Well, I gave you fair warning and now it’s a reality. As you can see, I didn’t overstate my artistic limitations. It’s pretty amateurish. Of course, after announcing the prospect of a redo I expected to lose interest and move on. To my surprise, though, I stuck with it. I ordered books on logo design and, get this, I read them. Now I’m screwed; I’m besotted with typography. That’s not good. No, that’s a disaster.
Of the thousands upon thousands of fun, rewarding hobbies, gardening, say, or coin collecting, I had to stumble on typography. I’ll pay a heavy price for this misadventure. It’s a pursuit tailor-made for mind-numbing, excruciating, pathological obsession and who has the energy for that?

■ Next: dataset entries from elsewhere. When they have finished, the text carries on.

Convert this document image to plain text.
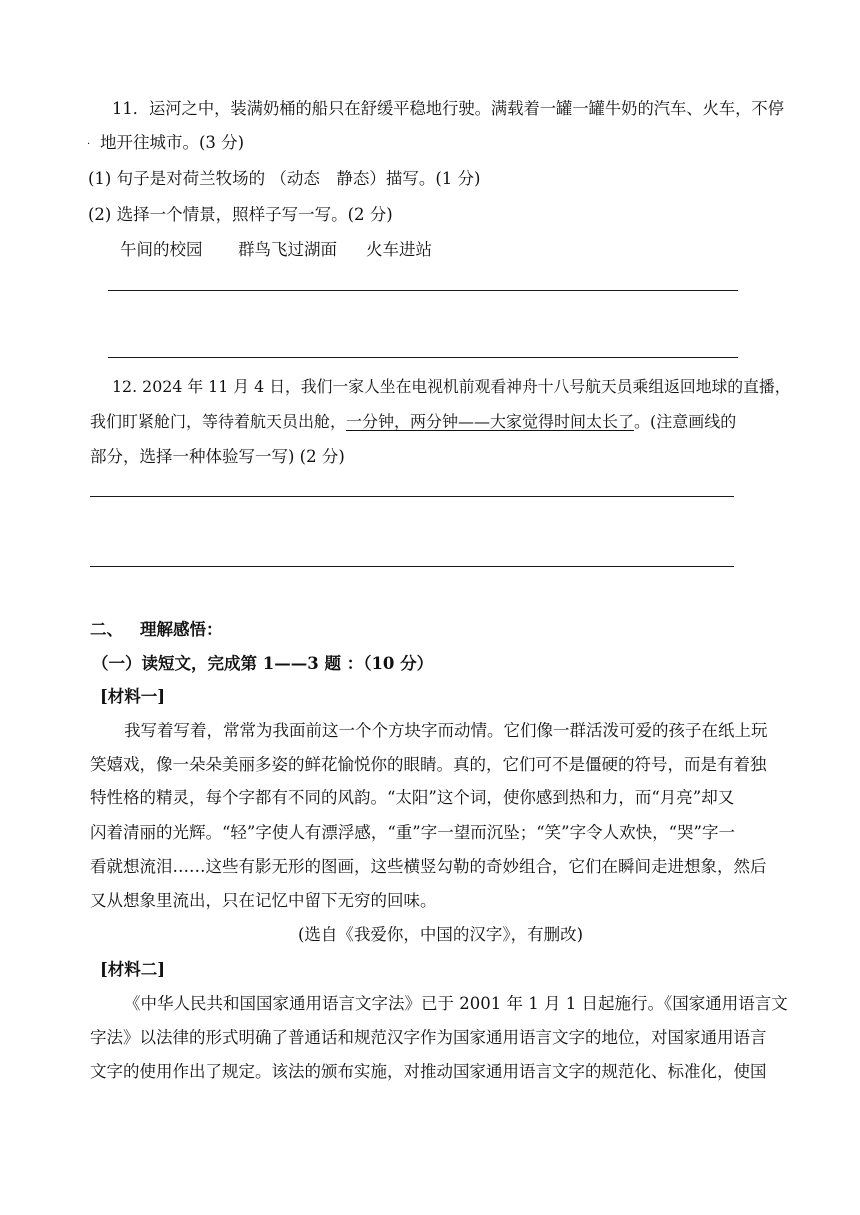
11．运河之中，装满奶桶的船只在舒缓平稳地行驶。满载着一罐一罐牛奶的汽车、火车，不停
· 地开往城市。(3 分)
(1) 句子是对荷兰牧场的 （动态　静态）描写。(1 分)
(2) 选择一个情景，照样子写一写。(2 分)
午间的校园 群鸟飞过湖面 火车进站
12. 2024 年 11 月 4 日，我们一家人坐在电视机前观看神舟十八号航天员乘组返回地球的直播，
我们盯紧舱门，等待着航天员出舱，一分钟，两分钟——大家觉得时间太长了。(注意画线的
部分，选择一种体验写一写) (2 分)
二、 理解感悟：
（一）读短文，完成第 1——3 题 ：（10 分）
[材料一]
我写着写着，常常为我面前这一个个方块字而动情。它们像一群活泼可爱的孩子在纸上玩
笑嬉戏，像一朵朵美丽多姿的鲜花愉悦你的眼睛。真的，它们可不是僵硬的符号，而是有着独
特性格的精灵，每个字都有不同的风韵。“太阳”这个词，使你感到热和力，而“月亮”却又
闪着清丽的光辉。“轻”字使人有漂浮感，“重”字一望而沉坠；“笑”字令人欢快，“哭”字一
看就想流泪……这些有影无形的图画，这些横竖勾勒的奇妙组合，它们在瞬间走进想象，然后
又从想象里流出，只在记忆中留下无穷的回味。
(选自《我爱你，中国的汉字》，有删改)
[材料二]
《中华人民共和国国家通用语言文字法》已于 2001 年 1 月 1 日起施行。《国家通用语言文
字法》以法律的形式明确了普通话和规范汉字作为国家通用语言文字的地位，对国家通用语言
文字的使用作出了规定。该法的颁布实施，对推动国家通用语言文字的规范化、标准化，使国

Truly great typography demands neurotic, compulsive behavior. Seriously. When done properly, setting a single headline can take weeks, selecting the most delightfully expressive font for the tone and subject is only the start. You’ve got serif, sans serif, slab, gothic, grotesque, script, stencil; weights and widths and sizes. Oh, and what about the styles — bold, light, italic, all caps, small caps, outline, et al. Then, too, there’s leading, kerning, alignments, and on and on and on.
Ladies and gentlemen, I am in my element.
But why the curious urge to master the manipulation of type? I don’t work with print materials any longer. More baffling than that is the fact I don’t even have a printer. But here I am, totally preoccupied with all things type, which makes no sense. I don’t know what I expect to accomplish, but it’s a gas learning about this stuff. It changes the way you look at things.
For instance, I was in the checkout line at Target, bored and aimless, when my eye fell on the Altoids squashed between the Tic Tacs and BubbleYum. Although I’m a big fan of Altoids advertising, I’d never noticed the typography. My loss, too, because it’s gorgeous. Look.
I bought every flavor they had — just for the typography. They’re not breath mints. Heck, no, they’re eye candy.
Apparently, the tins are highly sought after items, precious little gems. Check out pinterest if you don’t believe me. Or eBay. Altoids tins are a cottage industry. They’re being collected; they’re being bought and sold (at eye-popping prices) and traded; they’re being repurposed into everything from first aid kits to mini-flashlights to tiny stoves to candleholders. And here I thought I was obsessive.
Anyway, there’s the new logo. I was so preoccupied with the font I forgot a tagline. Sorry. That, too, will require typography, so help yourself to a mint while you’re waiting.